The newsletter of the bank mentions the main steps which will lead to the total effect. Regarding functional costs, the main source will include rationalisation of the network of branches and ATMs of the new group in Greece and neighbouring countries, where these overlap. It is noted that, in Greece, about 40% of Eurobank's customers are also customers of the National Bank, and about 80% of the network of branches of the two banks overlap. Branches of Eurobank will be utilised in cases where the National Bank is not present or poorly represented in the given region. Of approximately 915 branches of the new group in Greece, about 20% will be closed, and of the 2,000 ATMs, also about 20% will be removed.
The second important effect will be savings from the consolidation of central services (e.g., supplies, accounts receivable management, economic services, internal control, etc.), as well as information services (a switch to an optimised system between the two banks). There will be a reduction in the number of employees of the new group. In Greece, it will examine its market presence in order to streamline it, which will lead to a merger of the two banks' subsidiaries, which have similar operations, and a reduced number of staff. Similar processes will also occur on the markets in Southeast Europe. Of the 1,080 branches of the two banks in neighbouring countries, about 25% will be closed in Bulgaria, Romania, Serbia and Cyprus, where both banks are represented. A special working group of senior executives of the two banks will be established that will guide the successful integration of the two banks into one group.
As regards the management of the National Bank's new group, George Zanias and Alexandros Tourkoulias are expected to remain president and CEO of the new group, respectively. The composition of the executive committee, as well as the choice of the other top posts in the new structure, will be based on the principle "both banks' best ones."
The acceptance period of Eurobank's public offer, submitted by the National Bank, is from 11 January until 15 February. The results will be announced within two days after its completion, and new shareholders' negotiations will begin on 27 February. The public offer of the National Bank stipulates the exchange of 58 shares of the National Bank for every 100 shares of Eurobank. It is noted that Eurobank's shareholders, owning 43.6% of the right to vote, are bound to make their shares available. As of 11 January 2013, during the period of acceptance of the offer, the public newsletter and declarations of acceptance of the public offer will be distributed free of charge on weekdays in all branches of the National Bank of Greece.
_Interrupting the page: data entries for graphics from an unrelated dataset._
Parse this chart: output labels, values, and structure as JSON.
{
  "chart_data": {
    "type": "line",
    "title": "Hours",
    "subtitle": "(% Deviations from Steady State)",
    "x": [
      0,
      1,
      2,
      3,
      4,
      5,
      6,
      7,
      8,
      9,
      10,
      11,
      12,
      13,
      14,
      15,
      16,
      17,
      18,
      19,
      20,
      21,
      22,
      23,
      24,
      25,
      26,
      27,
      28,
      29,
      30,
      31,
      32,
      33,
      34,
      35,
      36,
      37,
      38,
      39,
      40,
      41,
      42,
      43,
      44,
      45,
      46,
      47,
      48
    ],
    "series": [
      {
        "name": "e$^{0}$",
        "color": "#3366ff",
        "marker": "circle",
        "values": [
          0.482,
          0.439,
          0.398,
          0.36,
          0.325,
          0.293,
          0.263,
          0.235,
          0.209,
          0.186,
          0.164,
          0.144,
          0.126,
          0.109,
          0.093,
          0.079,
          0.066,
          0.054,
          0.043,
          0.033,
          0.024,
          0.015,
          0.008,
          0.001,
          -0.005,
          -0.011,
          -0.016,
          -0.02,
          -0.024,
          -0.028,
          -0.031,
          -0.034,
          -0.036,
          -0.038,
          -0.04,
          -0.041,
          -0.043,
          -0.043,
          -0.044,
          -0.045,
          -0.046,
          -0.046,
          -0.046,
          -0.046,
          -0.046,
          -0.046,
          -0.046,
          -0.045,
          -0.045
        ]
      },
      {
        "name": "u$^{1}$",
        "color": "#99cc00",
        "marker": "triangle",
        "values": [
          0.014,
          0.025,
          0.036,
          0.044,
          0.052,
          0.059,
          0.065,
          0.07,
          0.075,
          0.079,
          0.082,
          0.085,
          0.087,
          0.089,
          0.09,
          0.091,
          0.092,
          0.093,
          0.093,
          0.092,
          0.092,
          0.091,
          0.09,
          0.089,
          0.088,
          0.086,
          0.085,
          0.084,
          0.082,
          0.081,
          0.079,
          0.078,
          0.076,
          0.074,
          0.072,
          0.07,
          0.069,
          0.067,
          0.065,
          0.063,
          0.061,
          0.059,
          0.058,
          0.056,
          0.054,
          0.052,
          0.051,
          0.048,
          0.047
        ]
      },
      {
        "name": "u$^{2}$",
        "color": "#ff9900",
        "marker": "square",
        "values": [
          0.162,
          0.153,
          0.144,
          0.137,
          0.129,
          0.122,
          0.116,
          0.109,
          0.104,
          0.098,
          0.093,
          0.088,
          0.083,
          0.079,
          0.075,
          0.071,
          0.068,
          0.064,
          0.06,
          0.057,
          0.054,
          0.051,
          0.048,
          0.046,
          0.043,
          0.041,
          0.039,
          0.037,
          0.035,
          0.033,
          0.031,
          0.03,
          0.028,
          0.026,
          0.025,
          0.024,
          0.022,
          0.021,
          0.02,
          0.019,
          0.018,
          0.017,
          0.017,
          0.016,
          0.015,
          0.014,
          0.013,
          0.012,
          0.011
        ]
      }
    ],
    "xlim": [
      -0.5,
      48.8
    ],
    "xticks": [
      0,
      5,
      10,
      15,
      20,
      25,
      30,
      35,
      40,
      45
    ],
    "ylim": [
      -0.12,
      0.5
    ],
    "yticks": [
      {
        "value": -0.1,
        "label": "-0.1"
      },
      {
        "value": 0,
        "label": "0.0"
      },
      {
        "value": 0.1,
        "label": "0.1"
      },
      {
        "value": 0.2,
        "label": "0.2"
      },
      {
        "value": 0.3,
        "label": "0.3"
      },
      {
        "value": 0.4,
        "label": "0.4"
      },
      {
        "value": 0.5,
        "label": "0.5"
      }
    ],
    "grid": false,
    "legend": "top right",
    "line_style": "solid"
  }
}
In a statement, Eurobank Ergasias said that the Board of the bank, after having considered the conditions of the National Bank's public offer to its shareholders, discussed the proposal at a meeting. Taking into account the content of the National Bank's information bulletin, reports by advisers of Eurobank - Deutsche Bank AG, London Branch and Goldman Sachs International, as well as the opinion of the group's investment bank, Barclays Bank PLC, the Management Board of Eurobank decided that the proposed swap meets legislative requirements, as well as the Committee on Capital Markets' remark of 19 December 2008. Furthermore, the proposal is fair, from a financial point of view, and consistent with internationally recognised exchange methodologies.
According to the Board of Eurobank, the public offer allows shareholders to become shareholders of an enlarged group, with a significant presence in most countries of Southeast Europe. They will also benefit from the earnings that are expected to be derived from the merger. The statement also said that the creation of the new group will allow for the optimisation of the strengths of both organisations, especially the number of employees, so that the experience and abilities of all be evaluated. All efforts will be made so that these upcoming changes have the least possible social implications.